Because they are harder to control, these expressions serve as a believable outward indication of a person's motivations.
"In this way, facial expressions can carry the weight of our words," said Reed.
Reed and colleagues Peter DeScioli of Stony Brook University and Steven Pinker of Harvard University hypothesised that angry expressions may back up negotiators' threats to walk away from the table if they don't receive what they want.
In a study conducted online, 870 participants were told they would be playing a negotiation game in which some participants, acting as the "proposer," would decide how to split a sum of USD 1 with another participant, the "responder."
Each person would receive the specified sum if the responder accepted the split that was offered, but neither person would receive any money if the responder rejected the split.
Before making their offers, each proposer was shown a threat that supposedly came from the responder. The responder was played by the same female actor, who was instructed to create specific facial expressions in the video clips.
One clip showed her making a neutral expression, while another showed her making an angry expression.
The clips were accompanied by a written demand for either an equal cut of 50 per cent or a larger cut of 70 per cent, (which would leave only 30 per cent for the proposer).
After they saw the threat, the proposers were asked to state their offer.
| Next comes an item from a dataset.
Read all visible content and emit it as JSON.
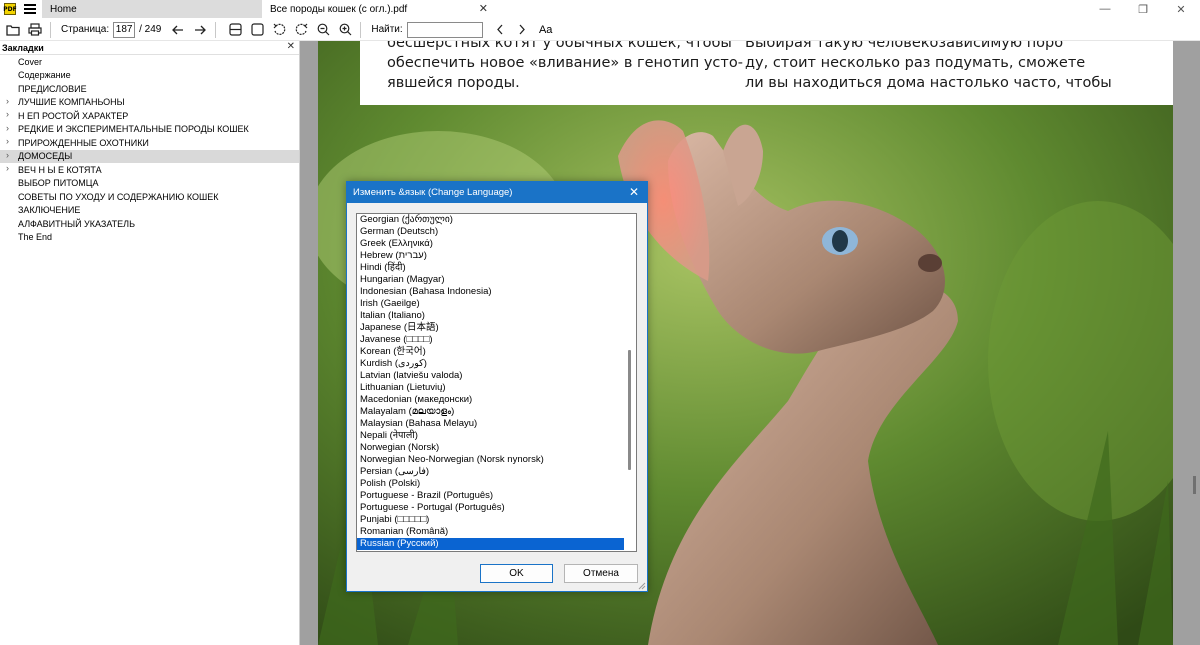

The data showed that the responder's facial expression did have an impact on the amount offered by the proposer, but only when the responder demanded the larger share.
That is, proposers offered more money if the responder showed an angry expression compared to when they showed a neutral expression, but only when the responder demanded 70 per cent of the take.
Facial expression had no influence on proposers' offers when the responder demanded an equal share, presumably because the demand was already viewed as credible.
The research was published in Psychological Science, a journal of the Association for Psychological Science.